No cortamos con el papel, pero dándonos a nosotros mismos de vez en cuando oportunidades para recargarnos, nos aseguramos de que nuestra perspectiva permanezca elevada, de que nuestras motivaciones sean positivas y de que nuestro estado interno sea pacífico y equilibrado.
 

lunes, 29 de julio de 2019

Descubrir a Dios

Descubrir a Dios




En relación a Dios, muchas personas tienen alguna noción o creencia en un Ser Supremo. Otras no tienen interés en Dios y las hay que incluso están en contra de toda noción o concepto de Dios.

Para quienes han pensado acerca de Dios o Le han buscado, en muchos casos no han encontrado un método preciso y específico de conectar con Él o de desarrollar esa relación. La información que se precisa es quién es Él, dónde está y cómo podemos establecer contacto.

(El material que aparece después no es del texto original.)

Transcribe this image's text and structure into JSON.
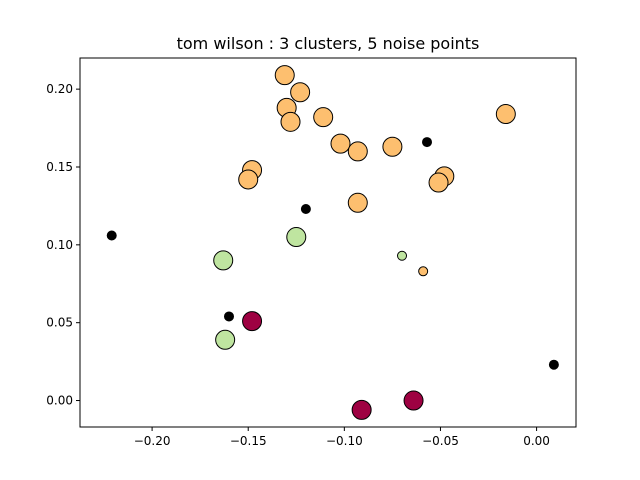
{
  "chart_data": {
    "type": "scatter",
    "title": "tom wilson : 3 clusters, 5 noise points",
    "xlabel": "",
    "ylabel": "",
    "xlim": [
      -0.2375,
      0.0205
    ],
    "ylim": [
      -0.017,
      0.22
    ],
    "x_ticks": [
      -0.2,
      -0.15,
      -0.1,
      -0.05,
      0.0
    ],
    "x_tick_labels": [
      "−0.20",
      "−0.15",
      "−0.10",
      "−0.05",
      "0.00"
    ],
    "y_ticks": [
      0.0,
      0.05,
      0.1,
      0.15,
      0.2
    ],
    "y_tick_labels": [
      "0.00",
      "0.05",
      "0.10",
      "0.15",
      "0.20"
    ],
    "grid": false,
    "legend": "none",
    "colors": {
      "cluster_orange": "#fdbf6f",
      "cluster_green": "#bfe5a0",
      "cluster_crimson": "#9e0142",
      "noise": "#000000",
      "edge": "#000000"
    },
    "series": [
      {
        "color": "#fdbf6f",
        "points": [
          {
            "x": -0.131,
            "y": 0.209,
            "core": true
          },
          {
            "x": -0.123,
            "y": 0.198,
            "core": true
          },
          {
            "x": -0.13,
            "y": 0.188,
            "core": true
          },
          {
            "x": -0.128,
            "y": 0.179,
            "core": true
          },
          {
            "x": -0.111,
            "y": 0.182,
            "core": true
          },
          {
            "x": -0.102,
            "y": 0.165,
            "core": true
          },
          {
            "x": -0.093,
            "y": 0.16,
            "core": true
          },
          {
            "x": -0.075,
            "y": 0.163,
            "core": true
          },
          {
            "x": -0.148,
            "y": 0.148,
            "core": true
          },
          {
            "x": -0.15,
            "y": 0.142,
            "core": true
          },
          {
            "x": -0.093,
            "y": 0.127,
            "core": true
          },
          {
            "x": -0.048,
            "y": 0.144,
            "core": true
          },
          {
            "x": -0.051,
            "y": 0.14,
            "core": true
          },
          {
            "x": -0.016,
            "y": 0.184,
            "core": true
          },
          {
            "x": -0.059,
            "y": 0.083,
            "core": false
          }
        ]
      },
      {
        "color": "#bfe5a0",
        "points": [
          {
            "x": -0.125,
            "y": 0.105,
            "core": true
          },
          {
            "x": -0.163,
            "y": 0.09,
            "core": true
          },
          {
            "x": -0.162,
            "y": 0.039,
            "core": true
          },
          {
            "x": -0.07,
            "y": 0.093,
            "core": false
          }
        ]
      },
      {
        "color": "#9e0142",
        "points": [
          {
            "x": -0.148,
            "y": 0.051,
            "core": true
          },
          {
            "x": -0.091,
            "y": -0.006,
            "core": true
          },
          {
            "x": -0.064,
            "y": 0.0,
            "core": true
          }
        ]
      }
    ],
    "noise": [
      {
        "x": -0.221,
        "y": 0.106
      },
      {
        "x": -0.057,
        "y": 0.166
      },
      {
        "x": -0.12,
        "y": 0.123
      },
      {
        "x": -0.16,
        "y": 0.054
      },
      {
        "x": 0.009,
        "y": 0.023
      }
    ]
  }
}
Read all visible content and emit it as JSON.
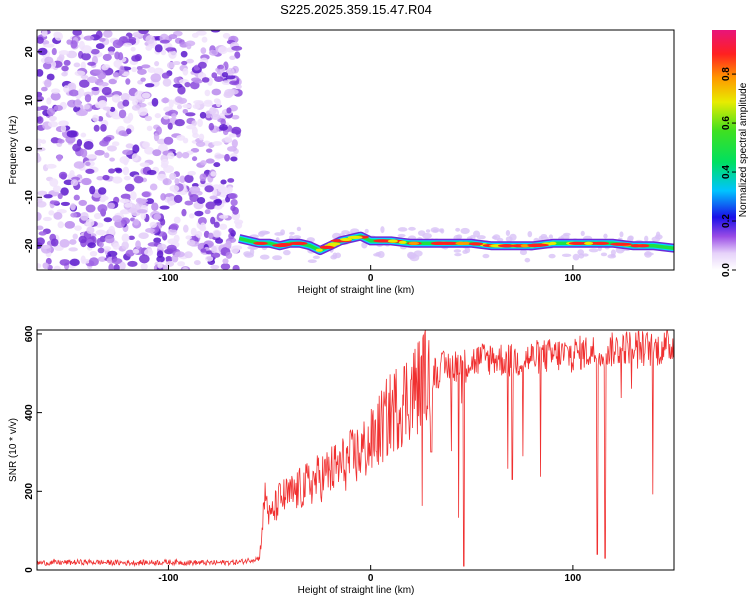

Desde la perspectiva de la Meditación Raja Yoga, el reconocimiento de nosotros mismos como almas, seres espirituales, es el primer paso para practicar el método fácil y natural de conexión con Dios, método denominado Raja Yoga. El segundo aspecto es comprender que Dios, el Ser Supremo es un Ser de Luz. Entonces, en un instante, con sólo un pensamiento, podemos crear esa conexión.

Cuando de repente descubrimos la clave para contactar con alguien con quien previamente habíamos experimentado dificultad o incertidumbre para poder establecer ese contacto, la cualidad de esa relación cambiará de forma natural. Empezaremos a sentir realmente la presencia de Dios en nuestra meditación. A medida que seguimos manteniendo esta conexión empezaremos a influenciarnos por las cualidades de Dios de amor, pureza, dicha y paz.

Estas cualidades se despertarán y fortalecerán en nosotros y a la vez, esto influenciará nuestras acciones y nuestra vida en general. La compañía que mantenemos ejerce tal poderosa influencia en nuestras vidas y personalidades. Tendemos de forma natural a evitar pasar tiempo en compañía de una persona descontenta porque esa compañía es incómoda y nos deja con un sentimiento similar. En cambio, buscaremos la compañía de alguien que sea feliz y esté contento y nos ame. 

Dios es el alma más contenta y completa de todas y también la más amorosa. Permitiendo a Dios que entre en nuestras vidas y nos influencie, nosotros también nos sentiremos más contentos y plenos. La calidad de las relaciones con los demás también cambiará. Estos son los beneficios inmediatos y duraderos de descubrir y conocer a Dios.